India has periodically : 

  • Imposed duties on coke imports
  • Adjusted policies to protect domestic producers

What Happens During Trade Barriers

  • Imported coke becomes expensive
  • Domestic coke demand rises
  • Supply tightens

Typical price movement : 

  • 10 – 25% increase in coke prices within weeks

Operational Impact

When coke supply tightens : 

  • Blast furnace stability is affected
  • Plants reduce production rates
  • Fuel cost per tonne increases

Even a ₹2,000 increase per tonne of coke can significantly impact margins.


3. Pig Iron : The Most Disrupted Iron Unit


Pig iron is often sourced from :

  • Russia
  • Ukraine
  • Brazil

Geopolitical disruptions, especially conflicts, can sharply affect supply.


Observed Market Behavior

During disruptions : 

  • Pig iron prices can rise 20 – 50% within weeks
  • Availability becomes inconsistent

Why This Matters

Pig iron is used to : 

  • Stabilize EAF melts
  • Compensate for poor scrap quality
  • Maintain chemistry control

When supply is disrupted : 

  • EAF plants struggle with variability
  • Scrap dependency increases
  • Costs rise across the system


4. Freight and Logistics Reconfiguration


Trade barriers don’t just affect material — they affect movement.

When routes shift:

  • Shipping distances increase
  • Port congestion rises
  • Vessel availability tightens

Freight Impact

  • Bulk freight rates can increase 25 –  60% during disruption periods
  • War – risk premiums add $3 – $10 per tonne

For imported raw materials : 

  • Freight accounts for 15 – 25% of landed cost

This becomes a major cost driver.


5. Currency and Payment Risk


Sanctions often affect :

  • Nanking systems
  • Currency exchange
  • International payment channels

Real Impact

  • LC approvals slow down
  • Payment cycles extend
  • Currency volatility increases

Even a 5% depreciation in INR can increase raw material cost significantly.

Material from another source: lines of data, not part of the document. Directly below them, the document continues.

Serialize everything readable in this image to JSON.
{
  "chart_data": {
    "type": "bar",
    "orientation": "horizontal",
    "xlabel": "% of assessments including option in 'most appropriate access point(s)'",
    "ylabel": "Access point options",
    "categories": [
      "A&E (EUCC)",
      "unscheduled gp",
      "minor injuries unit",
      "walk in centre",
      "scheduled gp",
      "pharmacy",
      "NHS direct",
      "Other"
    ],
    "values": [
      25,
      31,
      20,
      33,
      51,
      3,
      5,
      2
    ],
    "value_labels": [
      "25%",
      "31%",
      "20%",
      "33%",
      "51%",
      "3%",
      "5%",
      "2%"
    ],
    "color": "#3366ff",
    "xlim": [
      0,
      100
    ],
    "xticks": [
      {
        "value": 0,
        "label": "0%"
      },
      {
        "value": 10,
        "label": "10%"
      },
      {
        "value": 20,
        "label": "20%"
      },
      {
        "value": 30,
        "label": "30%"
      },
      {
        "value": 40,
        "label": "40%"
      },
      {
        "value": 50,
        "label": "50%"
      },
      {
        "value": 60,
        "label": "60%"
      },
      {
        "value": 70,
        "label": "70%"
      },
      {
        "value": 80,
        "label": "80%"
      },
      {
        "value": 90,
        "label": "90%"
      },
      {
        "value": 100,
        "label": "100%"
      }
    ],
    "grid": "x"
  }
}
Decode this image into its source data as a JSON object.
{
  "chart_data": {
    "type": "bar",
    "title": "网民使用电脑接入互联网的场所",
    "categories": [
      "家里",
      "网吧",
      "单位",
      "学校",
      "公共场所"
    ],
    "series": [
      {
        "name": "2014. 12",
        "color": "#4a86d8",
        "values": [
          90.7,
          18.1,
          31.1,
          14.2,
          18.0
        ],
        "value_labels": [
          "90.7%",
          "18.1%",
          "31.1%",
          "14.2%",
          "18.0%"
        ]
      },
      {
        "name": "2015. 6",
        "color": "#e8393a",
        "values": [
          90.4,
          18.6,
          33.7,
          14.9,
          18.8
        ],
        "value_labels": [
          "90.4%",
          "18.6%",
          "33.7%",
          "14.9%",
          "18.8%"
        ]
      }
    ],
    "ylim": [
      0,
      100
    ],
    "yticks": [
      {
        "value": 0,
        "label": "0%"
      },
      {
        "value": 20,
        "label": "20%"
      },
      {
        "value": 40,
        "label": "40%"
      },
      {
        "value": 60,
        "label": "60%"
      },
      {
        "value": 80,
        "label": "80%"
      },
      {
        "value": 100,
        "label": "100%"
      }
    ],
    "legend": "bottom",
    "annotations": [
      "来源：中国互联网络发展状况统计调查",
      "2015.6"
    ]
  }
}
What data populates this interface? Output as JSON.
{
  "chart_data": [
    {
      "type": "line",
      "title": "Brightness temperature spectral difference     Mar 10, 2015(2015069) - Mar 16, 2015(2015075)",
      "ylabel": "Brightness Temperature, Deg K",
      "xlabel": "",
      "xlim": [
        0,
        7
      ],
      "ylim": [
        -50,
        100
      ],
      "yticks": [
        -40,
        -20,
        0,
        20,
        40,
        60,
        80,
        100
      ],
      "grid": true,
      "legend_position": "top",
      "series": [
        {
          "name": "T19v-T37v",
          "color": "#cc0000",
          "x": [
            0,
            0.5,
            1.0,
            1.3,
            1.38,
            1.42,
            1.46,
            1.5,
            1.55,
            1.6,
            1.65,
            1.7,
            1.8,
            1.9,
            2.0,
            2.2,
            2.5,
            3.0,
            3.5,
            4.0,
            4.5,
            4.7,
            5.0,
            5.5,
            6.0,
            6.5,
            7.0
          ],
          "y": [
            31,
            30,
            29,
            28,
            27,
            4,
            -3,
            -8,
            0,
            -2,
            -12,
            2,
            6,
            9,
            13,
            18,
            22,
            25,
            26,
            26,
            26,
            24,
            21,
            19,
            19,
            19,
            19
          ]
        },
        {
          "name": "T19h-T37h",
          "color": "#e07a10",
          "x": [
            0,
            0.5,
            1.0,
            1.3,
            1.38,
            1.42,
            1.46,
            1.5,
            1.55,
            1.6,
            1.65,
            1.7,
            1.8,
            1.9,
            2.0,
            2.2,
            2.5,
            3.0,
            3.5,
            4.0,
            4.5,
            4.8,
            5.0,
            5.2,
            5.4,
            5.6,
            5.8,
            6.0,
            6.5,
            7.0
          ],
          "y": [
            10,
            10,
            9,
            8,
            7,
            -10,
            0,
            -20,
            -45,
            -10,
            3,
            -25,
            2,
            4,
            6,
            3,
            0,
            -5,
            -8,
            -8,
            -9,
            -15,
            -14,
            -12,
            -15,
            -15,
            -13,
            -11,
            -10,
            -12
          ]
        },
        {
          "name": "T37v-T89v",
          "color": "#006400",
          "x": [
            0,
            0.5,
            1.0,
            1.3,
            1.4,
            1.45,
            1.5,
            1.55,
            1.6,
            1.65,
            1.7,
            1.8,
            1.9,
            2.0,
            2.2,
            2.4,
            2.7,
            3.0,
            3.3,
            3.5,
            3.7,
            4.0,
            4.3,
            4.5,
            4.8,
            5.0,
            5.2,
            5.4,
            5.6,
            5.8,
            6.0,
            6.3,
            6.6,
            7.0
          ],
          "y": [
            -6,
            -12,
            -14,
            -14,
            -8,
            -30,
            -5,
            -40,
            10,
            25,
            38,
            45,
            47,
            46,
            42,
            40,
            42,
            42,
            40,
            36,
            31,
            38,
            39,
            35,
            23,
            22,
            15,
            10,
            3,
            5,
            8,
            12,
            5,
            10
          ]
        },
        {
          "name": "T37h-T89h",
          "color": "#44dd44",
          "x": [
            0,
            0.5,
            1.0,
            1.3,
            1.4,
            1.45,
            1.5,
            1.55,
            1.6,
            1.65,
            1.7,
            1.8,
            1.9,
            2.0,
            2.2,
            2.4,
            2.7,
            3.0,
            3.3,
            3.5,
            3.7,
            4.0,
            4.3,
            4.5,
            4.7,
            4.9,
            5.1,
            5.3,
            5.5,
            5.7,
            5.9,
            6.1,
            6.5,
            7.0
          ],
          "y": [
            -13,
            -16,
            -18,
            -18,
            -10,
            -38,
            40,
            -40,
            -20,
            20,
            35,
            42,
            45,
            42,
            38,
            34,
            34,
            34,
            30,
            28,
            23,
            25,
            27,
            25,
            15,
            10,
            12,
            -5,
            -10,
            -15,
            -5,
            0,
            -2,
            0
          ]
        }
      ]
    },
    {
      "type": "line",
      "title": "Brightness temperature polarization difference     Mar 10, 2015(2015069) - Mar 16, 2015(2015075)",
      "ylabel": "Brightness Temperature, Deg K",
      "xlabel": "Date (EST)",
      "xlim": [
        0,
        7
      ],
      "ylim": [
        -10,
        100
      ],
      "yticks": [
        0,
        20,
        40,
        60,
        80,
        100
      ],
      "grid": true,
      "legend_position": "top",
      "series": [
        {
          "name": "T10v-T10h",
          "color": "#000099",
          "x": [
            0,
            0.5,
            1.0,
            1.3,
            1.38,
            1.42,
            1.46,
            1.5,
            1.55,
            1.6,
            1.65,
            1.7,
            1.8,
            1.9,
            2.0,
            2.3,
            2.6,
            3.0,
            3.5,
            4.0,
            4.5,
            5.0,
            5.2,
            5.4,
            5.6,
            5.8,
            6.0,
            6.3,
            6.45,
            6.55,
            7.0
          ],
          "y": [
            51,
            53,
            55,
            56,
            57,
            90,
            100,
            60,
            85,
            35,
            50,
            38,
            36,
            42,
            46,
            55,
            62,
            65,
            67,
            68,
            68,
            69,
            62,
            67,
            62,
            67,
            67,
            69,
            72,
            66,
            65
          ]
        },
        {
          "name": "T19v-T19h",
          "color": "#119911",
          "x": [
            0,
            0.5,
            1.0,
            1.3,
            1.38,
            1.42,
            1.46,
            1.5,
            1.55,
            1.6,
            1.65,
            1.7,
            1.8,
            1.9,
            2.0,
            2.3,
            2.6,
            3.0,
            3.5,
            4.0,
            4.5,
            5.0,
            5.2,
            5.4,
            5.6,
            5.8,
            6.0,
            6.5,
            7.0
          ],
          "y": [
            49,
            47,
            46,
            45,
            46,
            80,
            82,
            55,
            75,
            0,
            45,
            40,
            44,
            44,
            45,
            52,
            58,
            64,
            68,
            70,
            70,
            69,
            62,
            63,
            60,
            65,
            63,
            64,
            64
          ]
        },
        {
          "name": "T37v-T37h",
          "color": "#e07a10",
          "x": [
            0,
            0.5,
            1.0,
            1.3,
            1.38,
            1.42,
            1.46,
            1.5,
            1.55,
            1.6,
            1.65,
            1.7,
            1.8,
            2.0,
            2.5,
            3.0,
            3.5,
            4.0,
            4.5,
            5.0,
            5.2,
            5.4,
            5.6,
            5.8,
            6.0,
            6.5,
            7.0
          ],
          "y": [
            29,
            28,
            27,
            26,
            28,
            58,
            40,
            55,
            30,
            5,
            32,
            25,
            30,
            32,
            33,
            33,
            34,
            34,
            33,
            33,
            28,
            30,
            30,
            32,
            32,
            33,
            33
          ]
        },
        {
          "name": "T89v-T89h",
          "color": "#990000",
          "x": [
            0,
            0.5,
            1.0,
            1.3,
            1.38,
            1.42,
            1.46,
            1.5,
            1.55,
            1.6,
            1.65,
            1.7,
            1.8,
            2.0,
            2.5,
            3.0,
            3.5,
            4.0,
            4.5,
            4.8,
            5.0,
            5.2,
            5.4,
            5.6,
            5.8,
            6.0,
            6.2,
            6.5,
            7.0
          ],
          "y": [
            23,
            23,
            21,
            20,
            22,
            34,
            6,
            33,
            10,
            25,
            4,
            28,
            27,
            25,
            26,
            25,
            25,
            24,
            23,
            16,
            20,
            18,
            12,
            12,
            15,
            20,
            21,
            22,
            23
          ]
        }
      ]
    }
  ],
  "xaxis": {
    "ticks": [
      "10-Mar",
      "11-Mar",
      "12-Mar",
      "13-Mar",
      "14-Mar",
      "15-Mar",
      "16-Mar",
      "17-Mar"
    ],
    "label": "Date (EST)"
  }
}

6. Quality vs Availability Trade – Off


When sourcing shifts : 

  • Plants compromise on quality
  • Consistency becomes secondary

For example : 

Switching coal origin may lead to :

  • Higher ash
  • Different VM
  • Unstable combustion

Switching pig iron suppliers may affect : 

  • Phosphorus levels
  • Sulphur content

This impacts : 

  • Furnace stability
  • Yield
  • Downstream quality


7. The Hidden Cost: Operational Instability


Trade barriers don’t just increase cost.

They increase variability.

This leads to : 

  • Inconsistent furnace performance
  • Higher fuel consumption
  • Increased maintenance

Even small inconsistencies can : 

  • Reduce yield by 1 – 2%
  • Increase energy consumption by 3 – 5%


The Domino Effect on Steel Pricing


The chain reaction looks like this : 

Trade barrier

sourcing shift

Freight increases

Material quality varies

Fuel consumption rises

Production cost increases


Steel Price Impact

Steel prices typically adjust with a delay of : 

  • 2 – 4 weeks

But when they do : 

  • increases of ₹2,000 – ₹6,000 per tonne are common


How Indian Steel Players Adapt


Smart players don’t wait for disruption to escalate.

They : 

  • Diversify sourcing regions
  • Maintain multi-origin supply chains
  • Hedge freight and currency
  • Build inventory buffers
  • Blend raw materials strategically

The goal is not to avoid disruption.

It is to absorb it better than competitors.


The Strategic Insight


Global trade is no longer just about price.

It is about : 

  • Access
  • Reliability
  • Flexibility

Sanctions and trade barriers are reshaping supply chains from : 

efficiency-driven → resilience-driven


Steel Is No Longer Bought, It Is Positioned


Raw material sourcing today is not just procurement.

It is a strategy.

Because in a world shaped by geopolitics : 

  • The cheapest supplier may not be accessible
  • The closest supplier may not be reliable
  • The best material may not be available

Steel producers are no longer just buying coal, coke, or pig iron.

They are positioning themselves within a shifting global map.